Coretta Scott King (search) was hospitalized in fair condition Wednesday after what two family friends described as a stroke.

The 78-year-old widow of Martin Luther King Jr. (search) was conscious and her vital signs were stable, but she likely will remain in the hospital for at least another day, Piedmont Hospital spokeswoman Diana Lewis said.

The King family declined to publicly discuss her condition but issued a statement thanking supporters.

"Please continue to keep her and us in your thoughts and prayers as she moves toward a speedy and complete recovery," Martin Luther King III (search) said in the statement.

The Rev. Joseph Lowery and poet Maya Angelou (search) said Wednesday that King had suffered a stroke, and Lowery said she was having difficulty speaking.

Angelou, a personal friend of King's, said she had spoken by phone with King a few weeks ago about her health problems and planned to go to Atlanta to see her.

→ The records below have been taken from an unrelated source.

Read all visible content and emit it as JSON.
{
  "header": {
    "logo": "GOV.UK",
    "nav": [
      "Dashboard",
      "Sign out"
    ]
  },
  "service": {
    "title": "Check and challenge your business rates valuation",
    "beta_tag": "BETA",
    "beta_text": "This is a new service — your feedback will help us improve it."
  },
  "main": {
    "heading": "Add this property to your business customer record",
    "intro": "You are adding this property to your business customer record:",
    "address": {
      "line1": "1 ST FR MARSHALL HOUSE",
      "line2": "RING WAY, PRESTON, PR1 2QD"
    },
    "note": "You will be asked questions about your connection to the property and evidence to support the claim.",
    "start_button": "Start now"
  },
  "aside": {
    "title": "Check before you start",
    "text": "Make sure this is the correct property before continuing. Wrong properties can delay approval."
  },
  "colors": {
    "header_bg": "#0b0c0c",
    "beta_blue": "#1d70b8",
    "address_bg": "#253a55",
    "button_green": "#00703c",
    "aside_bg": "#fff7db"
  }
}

"She's my sister friend and I pray for her and her children," Angelou said in New York. "Everybody, please give a good thought, a positive thought for Coretta."

King had canceled some recent public appearances, raising concerns about her health. Quoting unidentified friends, The Atlanta Journal-Constitution reported Wednesday that she was diagnosed with a heart malady this spring and has had several small strokes since then before the more serious one Tuesday.

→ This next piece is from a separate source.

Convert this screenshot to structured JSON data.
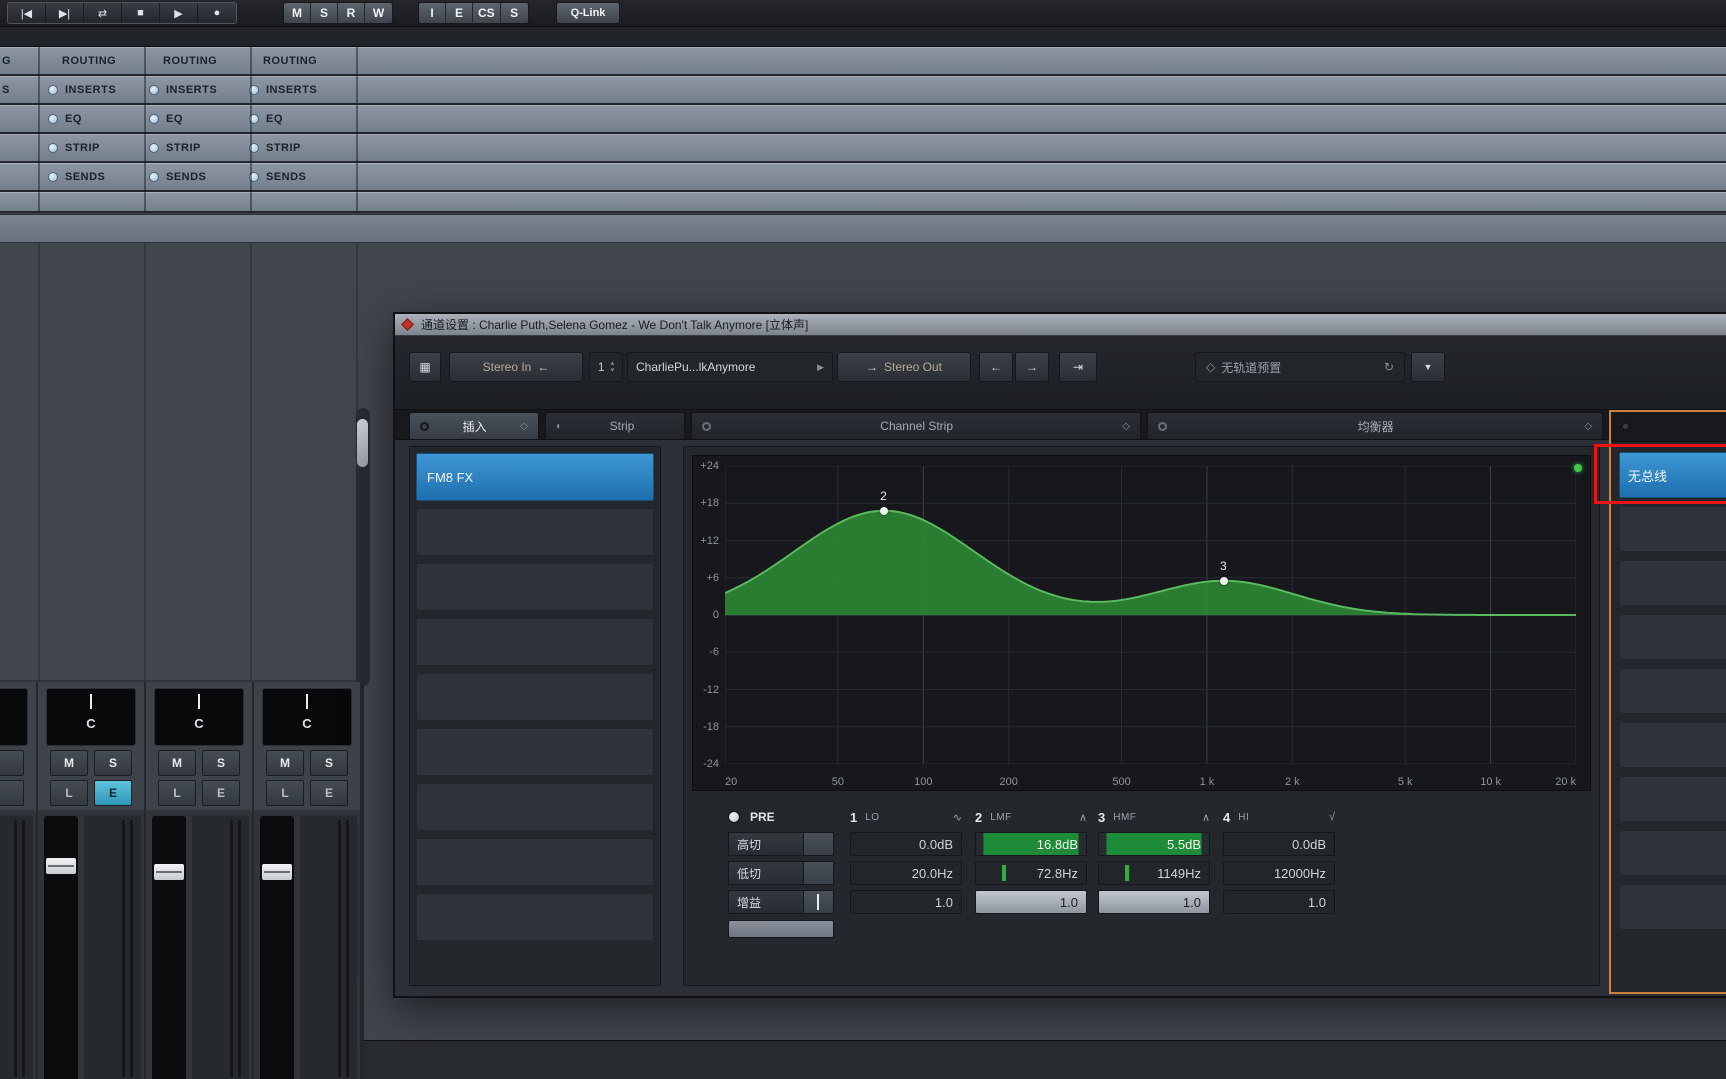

Lowery, former president of the Southern Christian Leadership Conference, which Martin Luther King Jr. helped found in 1957, said he was initially told by someone in King's office that she did not have a stroke, but he was immediately skeptical because the family is "very protective of her condition."

"She did have a stroke, take my word for it," Lowery said.

At a June 30 ceremony at the Georgia State Capitol paying tribute to the King family, Martin Luther King III said his mother was "doing well" and was following doctor's orders to limit her activities. He gave no details.

The Alabama-born Coretta Scott was studying at the New England Conservatory of Music when a friend introduced her to King, then a young Baptist minister working toward a Ph.D. at Boston University. They married in 1953 and had four children.

After his assassination in Memphis, Tenn., in 1968, she founded the Martin Luther King Jr. Center for Nonviolent Social Change in Atlanta and traveled widely to help foster her husband's dreams.

The doors to the King Center were locked Wednesday and no one immediately returned calls seeking further detail.